25809
Role of Care Coordination in Improving Access to Services for Newly Diagnosed Children
Difficulty accessing appropriate services and supports are major concerns of families and stakeholders in the post-diagnosis period. While early diagnosis of autism is essential, it is also imperative that young children begin receiving appropriate intervention and services following diagnosis without delay. In order to address challenges faced by families during this period and ensure smooth transition to necessary supports an innovative model of care coordination services was introduced. In recent years care coordination services have in received increased recognition as an important tool in achieving optimal health and wellness outcomes for vulnerable populations (APA Policy statement 2014) and as a key service for children with ASD (Doehring 2013).
Objectives:
The present study examines the utility of care coordination strategies to support families as they learn to navigate complex systems. More specifically, we looked at how our model of care coordination service provision provided immediately post-diagnosis impacted families in our clinic.

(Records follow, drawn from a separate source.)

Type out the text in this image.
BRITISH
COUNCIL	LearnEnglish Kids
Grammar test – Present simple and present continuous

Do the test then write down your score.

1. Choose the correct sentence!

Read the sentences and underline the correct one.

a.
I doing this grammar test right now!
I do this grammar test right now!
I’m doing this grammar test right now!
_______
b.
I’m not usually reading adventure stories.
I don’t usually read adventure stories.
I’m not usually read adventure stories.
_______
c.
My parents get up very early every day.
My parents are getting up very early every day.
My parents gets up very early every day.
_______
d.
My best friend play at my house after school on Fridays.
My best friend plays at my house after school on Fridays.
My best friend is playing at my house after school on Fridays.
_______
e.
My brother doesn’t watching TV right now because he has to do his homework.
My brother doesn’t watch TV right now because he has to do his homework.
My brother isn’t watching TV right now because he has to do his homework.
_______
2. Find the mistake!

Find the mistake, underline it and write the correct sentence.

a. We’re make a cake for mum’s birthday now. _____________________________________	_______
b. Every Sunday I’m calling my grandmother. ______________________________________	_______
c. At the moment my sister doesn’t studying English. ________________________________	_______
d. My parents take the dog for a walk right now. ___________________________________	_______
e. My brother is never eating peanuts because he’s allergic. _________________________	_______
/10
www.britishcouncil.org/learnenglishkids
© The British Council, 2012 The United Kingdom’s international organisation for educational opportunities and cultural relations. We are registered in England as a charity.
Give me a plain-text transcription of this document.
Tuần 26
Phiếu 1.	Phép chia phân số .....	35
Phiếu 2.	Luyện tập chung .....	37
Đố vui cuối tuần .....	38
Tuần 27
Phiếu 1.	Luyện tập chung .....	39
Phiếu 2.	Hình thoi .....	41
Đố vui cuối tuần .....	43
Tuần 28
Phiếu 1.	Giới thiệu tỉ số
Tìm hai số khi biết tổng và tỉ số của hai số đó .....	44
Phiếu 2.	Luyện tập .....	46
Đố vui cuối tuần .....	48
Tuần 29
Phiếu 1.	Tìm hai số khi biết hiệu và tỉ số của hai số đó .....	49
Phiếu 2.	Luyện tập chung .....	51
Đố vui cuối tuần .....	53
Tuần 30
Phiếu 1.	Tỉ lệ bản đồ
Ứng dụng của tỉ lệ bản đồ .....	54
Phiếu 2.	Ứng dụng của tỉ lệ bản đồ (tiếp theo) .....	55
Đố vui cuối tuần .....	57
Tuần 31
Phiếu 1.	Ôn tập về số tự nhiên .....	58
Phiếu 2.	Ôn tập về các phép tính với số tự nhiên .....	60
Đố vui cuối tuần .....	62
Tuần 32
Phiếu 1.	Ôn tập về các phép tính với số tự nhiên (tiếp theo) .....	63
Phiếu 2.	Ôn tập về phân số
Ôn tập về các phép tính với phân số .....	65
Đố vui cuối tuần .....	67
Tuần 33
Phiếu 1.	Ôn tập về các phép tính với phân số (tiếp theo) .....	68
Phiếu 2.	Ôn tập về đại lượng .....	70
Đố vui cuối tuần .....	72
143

Methods: The study took place in a large autism specialty center that serves an ethnically diverse and often economically disadvantaged population. In 2013, as part of a larger effort to improve the quality of clinic services, we began offering care coordination to all families on the day of diagnosis. Working collaboratively with the diagnostic team, the care coordination team developed comprehensive personalized packets of ASD resources and provider information unique to each child and family’s needs based on the team’s clinical recommendations. In addition to the take-home packet, each family met with a care coordinator who is then available to assist the family on an on-going basis. Beginning in 2016, satisfaction surveys were sent to all families receiving care coordination services post-diagnosis (n=462) with a response rate of 12% (n=55).
Results:
Survey responses indicated a high degree of satisfaction with services provided (94%). At the same time, 94.4% expressed satisfaction with meeting the care coordinator on the day of diagnosis. In describing what aspects of the program were most helpful, families ranked in order: (1)“receiving autism-related information resources”; (2)“time to ask questions”; (3)“information on community providers”; and (4)“emotional support”; however, the majority of families indicated “all of the above” as most helpful. In response to whether resources provided helped families connect with services, 76% responded in the affirmative. In addition, nearly all (98%) indicated intention for future contact with their care coordinator.
Conclusions:
Survey results were overwhelmingly positive and confirmed our thinking that meeting with a care coordinator immediately post-diagnosis was beneficial. A repeated comment from families was that they appreciated receiving a resource packet and having someone to explain the information to them. While families rated individual aspects of the materials and services provided positively, the majority of respondents expressed most satisfaction with the combination of all four aspects of the program. The high level of satisfaction, in combination with the majority of respondents stating intent to continue contact with their care coordinator suggests the model may be a valuable addition to clinical service array.